Tomorrow we are headed to Wisconsin for Cathy's appointment in LaCrosse & then we are off to Mayo Clinic for 4 appointments/2 MRI's on Tuesday & Wednesday. When I get back from those my brother is coming for 11 days & my house is SO NOT ready for company! ( I am guessing that is how everyone is feeling about now with the Holidays coming!) And I am so excited to see my lil brother & meet his girlfriend!!!

So... back to today! I got home & started working around the house... but, Cathy was like a shadow. Everywhere I went, she went. She would pick up things I just organized & move them around, open drawers & put things back in other drawers, unloading the DIRTY dishes (which I hope I found all of them in the cupboards, this happens alot), open boxes and take things out, she even opened up my purse & started looking inside it... she was trying to help but it was making things worse. I thought... ok, I will dust/windex instead... nope... she once again tried to help but used a HUGE handful of papertowels & wasted them, used windex on the wood & endust on the TV screen... URGH. I lost my cool for a second & said something like, "Cathy, stop, you can't use that many papertowels!! We have gone through 8 boxes of kleenex this week, 12 rolls of papertowels, 2/3rds of our trash bags, & who knows how many rolls of toilet paper!!! We can't afford for you to be using so much! You need to conserve!!" (I felt like my Grandma telling me to only use 2 pieces of toilet paper!) I knew that she didn't understand, that she was only trying to help, & that it was useless to say anything. URGH I was frustrated with myself for getting upset. So... I took a deep breath & thought, I will take a break & finish after everyone goes to bed. I sat down at the computer to check mail... & there she was again looking over my shoulder... reading random words on the computer screen. She would walk in & out of the kitchen (where our computer is) & stand behind me. Just stand looking over my shoulder. Ok, I will try something else... I walked back to the bedroom to fold laundry & I heard the front door. I walked back out to the kitchen & looked out the window. UH OH THIS ISN'T GOOD! The person who was up looking at our neighbors house, that is for sale, was stopped in the driveway outside our house with his window rolled down.... & Cathy was shaking her fist at him & saying something! (OH CRAP!) I ran to head out the door to talk to him but by the time I got outside he was driving away & she was saying, "Get Out, On Fire!" over & over again and shaking her fist. My shoulders fell & I didn't know whether to Cry or Laugh!?!?! (I think I am going to have to call the realtor in the morning... Any ideas??) Really... we are nice neighbors!!!

*I think that having her old house next door sometimes confuses her... I can't put my finger on it exactly but today she was in a good mood most of the day... except for when people drive by the house. She points up there & gets upset for a short while, but then is laughing & happy again. Her mood can be like a roller coaster some days.

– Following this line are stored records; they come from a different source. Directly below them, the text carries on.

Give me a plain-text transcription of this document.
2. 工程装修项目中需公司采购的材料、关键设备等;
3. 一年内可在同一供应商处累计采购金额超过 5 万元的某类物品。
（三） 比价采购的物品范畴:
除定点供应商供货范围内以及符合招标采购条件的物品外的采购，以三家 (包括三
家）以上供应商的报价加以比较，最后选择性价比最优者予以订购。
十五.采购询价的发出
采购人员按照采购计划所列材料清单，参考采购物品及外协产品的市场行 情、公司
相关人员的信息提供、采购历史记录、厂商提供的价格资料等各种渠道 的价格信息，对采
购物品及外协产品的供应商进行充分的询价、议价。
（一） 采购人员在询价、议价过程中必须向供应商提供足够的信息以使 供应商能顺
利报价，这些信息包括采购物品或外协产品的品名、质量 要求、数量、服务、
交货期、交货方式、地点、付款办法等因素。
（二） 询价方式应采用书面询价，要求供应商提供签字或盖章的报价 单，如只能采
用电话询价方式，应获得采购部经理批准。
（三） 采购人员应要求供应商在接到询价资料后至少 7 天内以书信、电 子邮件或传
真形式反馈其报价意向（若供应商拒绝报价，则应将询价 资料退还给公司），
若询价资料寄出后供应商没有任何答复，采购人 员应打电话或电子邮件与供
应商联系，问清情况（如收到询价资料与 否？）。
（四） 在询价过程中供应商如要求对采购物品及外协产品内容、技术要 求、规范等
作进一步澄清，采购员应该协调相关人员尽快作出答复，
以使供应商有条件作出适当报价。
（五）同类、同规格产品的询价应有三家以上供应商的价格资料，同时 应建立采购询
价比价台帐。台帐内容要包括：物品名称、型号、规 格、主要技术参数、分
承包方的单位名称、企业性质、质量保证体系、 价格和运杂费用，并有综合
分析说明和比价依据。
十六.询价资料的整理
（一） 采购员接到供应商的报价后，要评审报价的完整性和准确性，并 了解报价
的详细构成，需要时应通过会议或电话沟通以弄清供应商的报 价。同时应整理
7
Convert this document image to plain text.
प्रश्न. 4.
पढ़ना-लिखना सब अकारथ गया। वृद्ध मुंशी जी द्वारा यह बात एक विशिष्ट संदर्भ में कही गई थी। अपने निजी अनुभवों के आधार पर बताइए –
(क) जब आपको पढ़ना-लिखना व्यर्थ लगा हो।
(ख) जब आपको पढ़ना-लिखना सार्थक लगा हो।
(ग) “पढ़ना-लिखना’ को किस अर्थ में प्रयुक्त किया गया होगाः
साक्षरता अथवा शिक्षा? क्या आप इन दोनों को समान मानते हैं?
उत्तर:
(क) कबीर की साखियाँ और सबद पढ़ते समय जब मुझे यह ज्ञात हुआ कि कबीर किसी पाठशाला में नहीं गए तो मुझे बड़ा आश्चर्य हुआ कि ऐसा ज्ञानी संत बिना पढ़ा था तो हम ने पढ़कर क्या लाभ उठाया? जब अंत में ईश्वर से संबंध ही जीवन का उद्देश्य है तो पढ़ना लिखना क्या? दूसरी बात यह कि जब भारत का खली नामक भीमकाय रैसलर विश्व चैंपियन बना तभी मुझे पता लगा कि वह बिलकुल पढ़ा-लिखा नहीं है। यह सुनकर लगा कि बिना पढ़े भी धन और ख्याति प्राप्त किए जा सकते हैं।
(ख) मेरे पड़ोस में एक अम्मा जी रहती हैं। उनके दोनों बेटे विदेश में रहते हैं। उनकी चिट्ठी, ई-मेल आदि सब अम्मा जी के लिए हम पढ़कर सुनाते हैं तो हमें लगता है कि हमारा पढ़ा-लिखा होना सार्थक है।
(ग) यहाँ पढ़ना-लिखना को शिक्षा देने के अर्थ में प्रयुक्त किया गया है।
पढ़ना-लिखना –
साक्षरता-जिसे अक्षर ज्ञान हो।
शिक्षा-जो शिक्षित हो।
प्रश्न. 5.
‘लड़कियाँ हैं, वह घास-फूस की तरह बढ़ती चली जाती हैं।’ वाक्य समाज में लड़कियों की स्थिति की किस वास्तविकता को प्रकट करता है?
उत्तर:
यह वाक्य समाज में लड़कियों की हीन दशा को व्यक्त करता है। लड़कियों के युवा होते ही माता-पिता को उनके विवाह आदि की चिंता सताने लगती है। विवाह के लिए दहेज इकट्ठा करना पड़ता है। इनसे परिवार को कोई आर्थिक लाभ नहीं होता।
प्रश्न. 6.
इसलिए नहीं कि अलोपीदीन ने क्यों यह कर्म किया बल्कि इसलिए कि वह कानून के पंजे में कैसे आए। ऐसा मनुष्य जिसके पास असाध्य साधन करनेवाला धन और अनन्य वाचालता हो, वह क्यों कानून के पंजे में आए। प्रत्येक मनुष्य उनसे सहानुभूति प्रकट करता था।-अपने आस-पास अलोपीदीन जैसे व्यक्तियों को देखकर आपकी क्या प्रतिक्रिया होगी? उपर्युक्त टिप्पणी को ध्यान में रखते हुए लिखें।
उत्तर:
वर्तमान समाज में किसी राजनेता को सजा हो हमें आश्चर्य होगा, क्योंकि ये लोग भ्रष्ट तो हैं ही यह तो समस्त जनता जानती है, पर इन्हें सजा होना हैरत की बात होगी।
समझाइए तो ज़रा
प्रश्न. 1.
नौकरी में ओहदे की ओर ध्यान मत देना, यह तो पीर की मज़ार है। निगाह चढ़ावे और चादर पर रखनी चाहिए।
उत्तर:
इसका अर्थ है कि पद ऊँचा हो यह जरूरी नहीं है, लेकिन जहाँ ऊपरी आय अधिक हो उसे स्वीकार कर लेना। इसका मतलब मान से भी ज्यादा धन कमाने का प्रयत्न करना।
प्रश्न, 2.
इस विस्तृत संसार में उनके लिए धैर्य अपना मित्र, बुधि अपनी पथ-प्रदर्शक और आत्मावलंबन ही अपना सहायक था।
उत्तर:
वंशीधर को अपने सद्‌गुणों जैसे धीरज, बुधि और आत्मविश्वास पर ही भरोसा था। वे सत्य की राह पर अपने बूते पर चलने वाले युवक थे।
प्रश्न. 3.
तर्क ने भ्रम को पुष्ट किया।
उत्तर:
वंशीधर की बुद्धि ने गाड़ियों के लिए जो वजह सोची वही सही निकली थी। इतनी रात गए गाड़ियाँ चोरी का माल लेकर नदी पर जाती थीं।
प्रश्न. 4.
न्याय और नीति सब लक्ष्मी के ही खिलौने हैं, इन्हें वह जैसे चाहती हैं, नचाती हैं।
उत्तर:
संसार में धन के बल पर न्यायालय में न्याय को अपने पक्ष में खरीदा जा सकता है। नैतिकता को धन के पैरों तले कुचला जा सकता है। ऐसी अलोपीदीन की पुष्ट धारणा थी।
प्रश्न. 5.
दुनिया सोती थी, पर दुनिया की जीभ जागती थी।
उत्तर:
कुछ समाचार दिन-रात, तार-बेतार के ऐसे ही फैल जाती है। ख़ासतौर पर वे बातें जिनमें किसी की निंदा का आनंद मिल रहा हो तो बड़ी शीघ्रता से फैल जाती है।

This is when I headed to the bathroom... I just needed a few minutes. So, I called a friend. And then called Brad... who was somewhere on a train (he always misses the fun stuff!). The whole time I was on the phone I could hear her pacing the house. Opening doors, closing doors, walking around, walking into my bedroom, walking out, while saying the same things over & over again. She wasn't angry... just restless.

After just a few minutes I felt better. I decided to sit down & watch a Christmas movie with her. (Elf... how can you not cheer up when watching that movie) That put me back into good spirits again. Sometimes you just need a few minutes to clear your head.

And so now... here I am, everyone is in bed. The dishwasher is running, loads of laundry are tumbling away, the bills are spread out on the counter, & the suitcases are half packed for the kids going to my Mom's while we head up North.

1 comment:

DeeDee said...

I am reading this blog, and all I can think is how much I can relate to what you are saying. My mother follows us around exactly like that, and it can be so hard to put into words. I feel like my Mom is at this 'stage' of your mother-in-law's point, Dec 2007. thanks for writing this blog and for openly sharing your experiences with us.